Primeiramente vamos falar sobre a percepção que tive em relação à ministra Daniela Teixeira.

É certo que há muitos processos em seu gabinete, como relatado pela própria ministra em sua primeira sessão (ela afirmou ter mais de 10 mil processos em seu gabinete). Essa quantidade demanda uma atenção mais apurada, ainda mais para quem está chegando agora no tribunal.

Em razão disso, pude perceber poucas decisões monocráticas nesse início, todavia, evidencia uma quantidade anormal de liminares concedidas em dois dias para uma membra da 5ª Turma, que costumeiramente prefere decidir no mérito ao invés de deferir liminares.

Isso é interessante, ainda mais quando se verifica o conteúdo dessas liminares. Destaco três liminares que me chamaram bastante atenção, me deixando feliz pelo brilhantismo das decisões, mostrando que o princípio da humanidade e as garantias constitucionais prevalecerão em suas decisões.

Cito primeiramente o HC 870.309 (DJe 30/11/2023), que trata de uma concessão de liminar em um caso complexo e delicado sobre reconhecimento ilegal. Esta decisão, sendo uma das primeiras, reflete claramente sua abordagem humanista, colocando a dignidade humana e os direitos fundamentais no centro de sua atuação.
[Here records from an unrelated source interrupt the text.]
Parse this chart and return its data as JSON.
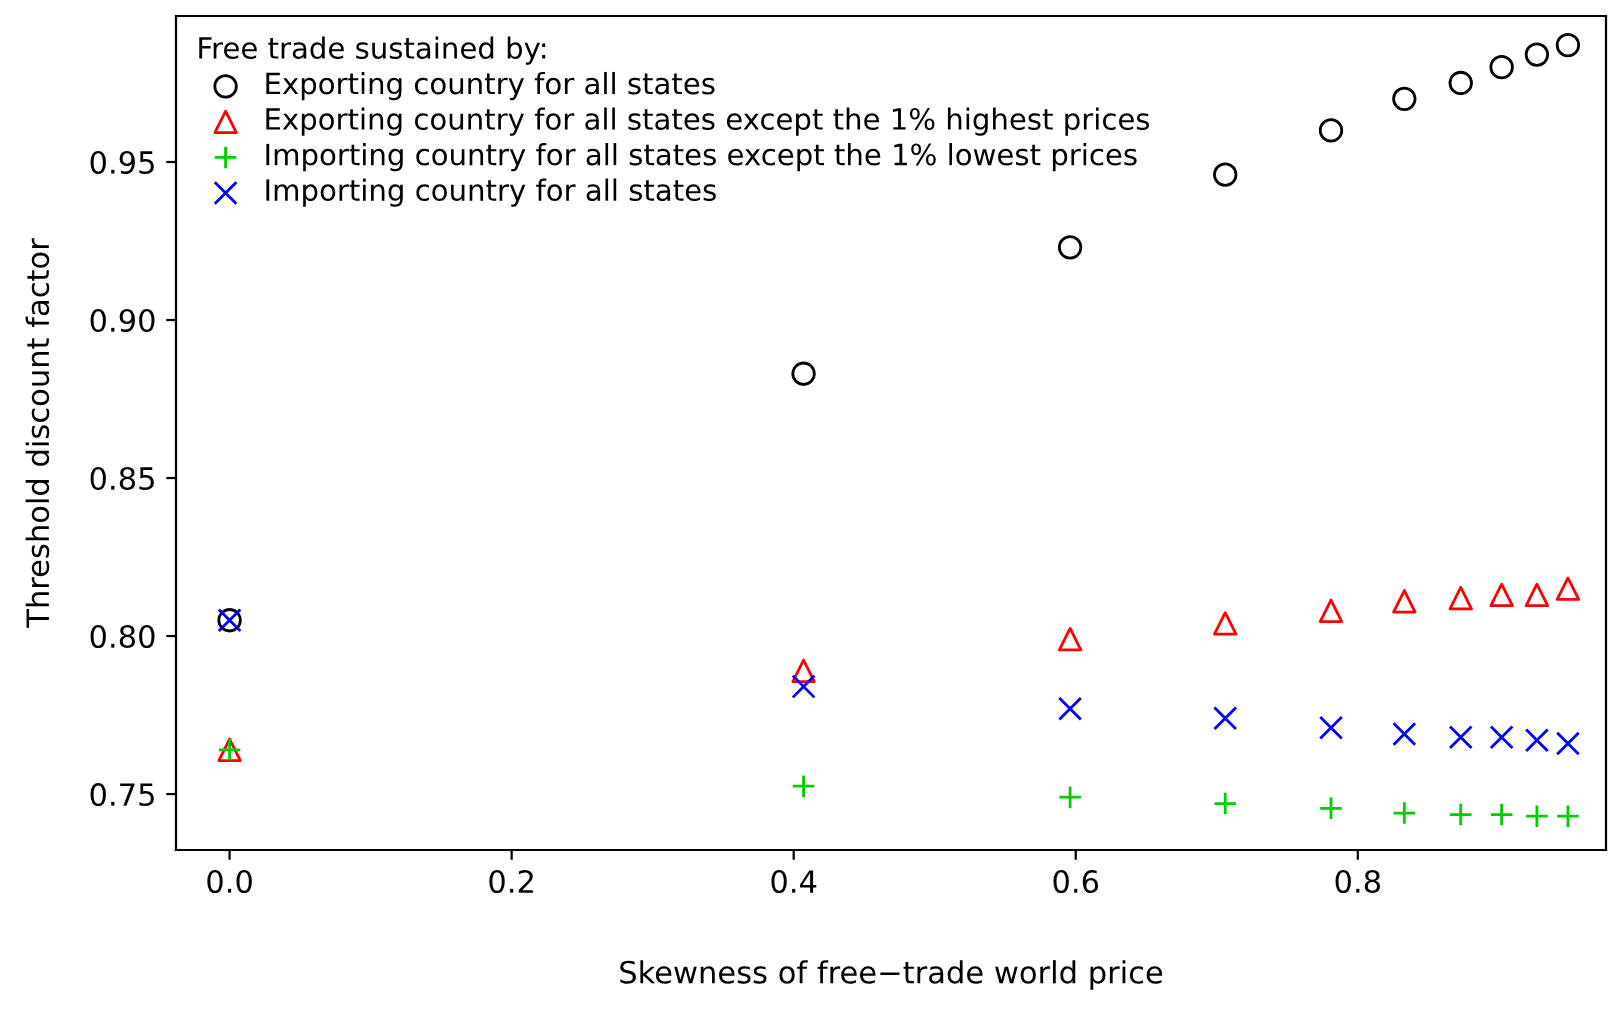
{
  "chart_data": {
    "type": "scatter",
    "xlabel": "Skewness of free−trade world price",
    "ylabel": "Threshold discount factor",
    "legend_title": "Free trade sustained by:",
    "legend": "top left",
    "grid": false,
    "x": [
      0.0,
      0.407,
      0.596,
      0.706,
      0.781,
      0.833,
      0.873,
      0.902,
      0.927,
      0.949
    ],
    "xlim": [
      -0.038,
      0.976
    ],
    "xticks": [
      {
        "value": 0.0,
        "label": "0.0"
      },
      0.2,
      0.4,
      0.6,
      0.8
    ],
    "ylim": [
      0.7323,
      0.9962
    ],
    "yticks": [
      0.75,
      {
        "value": 0.8,
        "label": "0.80"
      },
      0.85,
      {
        "value": 0.9,
        "label": "0.90"
      },
      0.95
    ],
    "series": [
      {
        "name": "Exporting country for all states",
        "color": "#000000",
        "marker": "circle",
        "values": [
          0.805,
          0.883,
          0.923,
          0.946,
          0.96,
          0.97,
          0.975,
          0.98,
          0.984,
          0.987
        ]
      },
      {
        "name": "Exporting country for all states except the 1% highest prices",
        "color": "#ff0000",
        "marker": "triangle",
        "values": [
          0.764,
          0.789,
          0.799,
          0.804,
          0.808,
          0.811,
          0.812,
          0.813,
          0.813,
          0.815
        ]
      },
      {
        "name": "Importing country for all states except the 1% lowest prices",
        "color": "#00cd00",
        "marker": "plus",
        "values": [
          0.764,
          0.7525,
          0.749,
          0.747,
          0.7455,
          0.744,
          0.7435,
          0.7435,
          0.743,
          0.743
        ]
      },
      {
        "name": "Importing country for all states",
        "color": "#0000ff",
        "marker": "cross",
        "values": [
          0.805,
          0.784,
          0.777,
          0.774,
          0.771,
          0.769,
          0.768,
          0.768,
          0.767,
          0.766
        ]
      }
    ]
  }
}
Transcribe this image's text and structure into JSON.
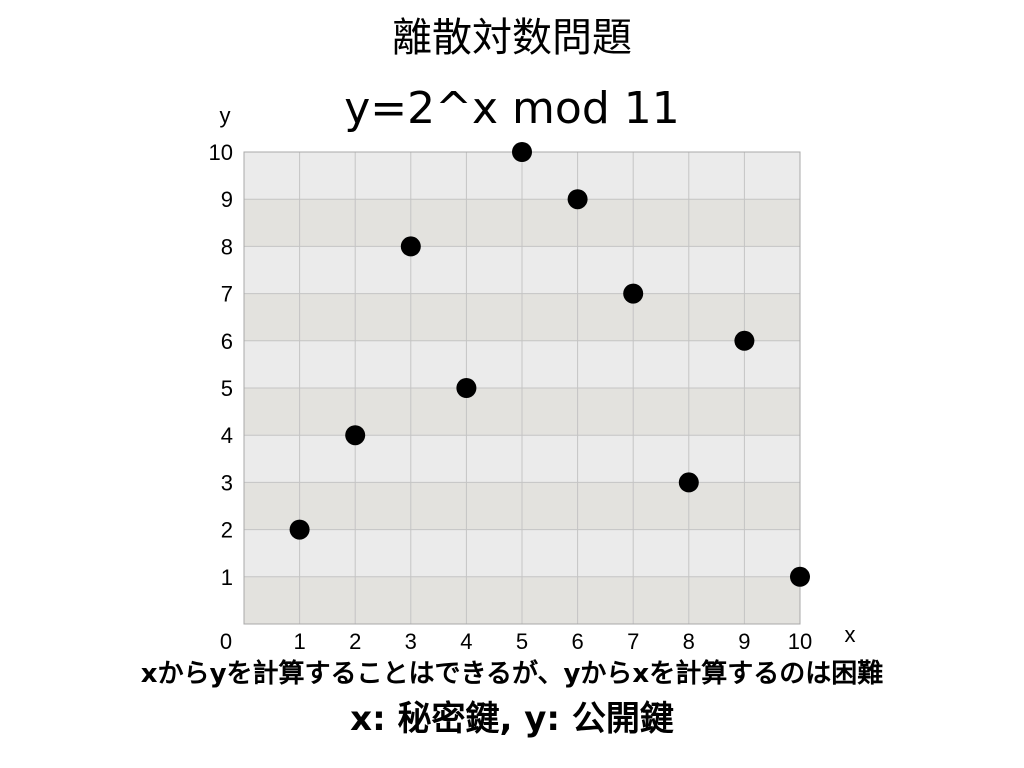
{
  "slide": {
    "title": "離散対数問題",
    "caption": "xからyを計算することはできるが、yからxを計算するのは困難",
    "key_note": "x: 秘密鍵, y: 公開鍵"
  },
  "chart_data": {
    "type": "scatter",
    "title": "y=2^x mod 11",
    "xlabel": "x",
    "ylabel": "y",
    "xlim": [
      0,
      10
    ],
    "ylim": [
      0,
      10
    ],
    "x_ticks": [
      "0",
      "1",
      "2",
      "3",
      "4",
      "5",
      "6",
      "7",
      "8",
      "9",
      "10"
    ],
    "y_ticks": [
      "1",
      "2",
      "3",
      "4",
      "5",
      "6",
      "7",
      "8",
      "9",
      "10"
    ],
    "grid": true,
    "points": [
      {
        "x": 1,
        "y": 2
      },
      {
        "x": 2,
        "y": 4
      },
      {
        "x": 3,
        "y": 8
      },
      {
        "x": 4,
        "y": 5
      },
      {
        "x": 5,
        "y": 10
      },
      {
        "x": 6,
        "y": 9
      },
      {
        "x": 7,
        "y": 7
      },
      {
        "x": 8,
        "y": 3
      },
      {
        "x": 9,
        "y": 6
      },
      {
        "x": 10,
        "y": 1
      }
    ],
    "colors": {
      "band_light": "#ebebeb",
      "band_dark": "#e3e2de",
      "grid": "#c4c4c4",
      "border": "#a8a8a8",
      "marker": "#000000"
    }
  }
}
No caso concreto analisado pela ministra Daniela Teixeira, a liminar abordou a problemática do reconhecimento fotográfico como única base para a condenação. A decisão enfatizou as limitações inerentes a essa prática, incluindo a variação da iluminação, a qualidade e o ângulo da imagem, além da influência de fatores psicológicos sobre as testemunhas. A foto utilizada para o reconhecimento do acusado, caracterizada por ser preto e branco, desatualizada e de baixa resolução, foi considerada insuficiente para sustentar a condenação. Essa decisão reflete uma profunda compreensão das nuances e complexidades sobre o tema, demonstrando a preocupação da Ministra com a precisão e a justiça nas práticas judiciais. Ao deferir a liminar que permitiu ao acusado aguardar em liberdade o julgamento do mérito do habeas corpus, a Ministra Daniela Teixeira reafirmou seu compromisso com um sistema de justiça mais humano e garantista, que busca evitar o risco de condenações injustas baseadas em provas frágeis.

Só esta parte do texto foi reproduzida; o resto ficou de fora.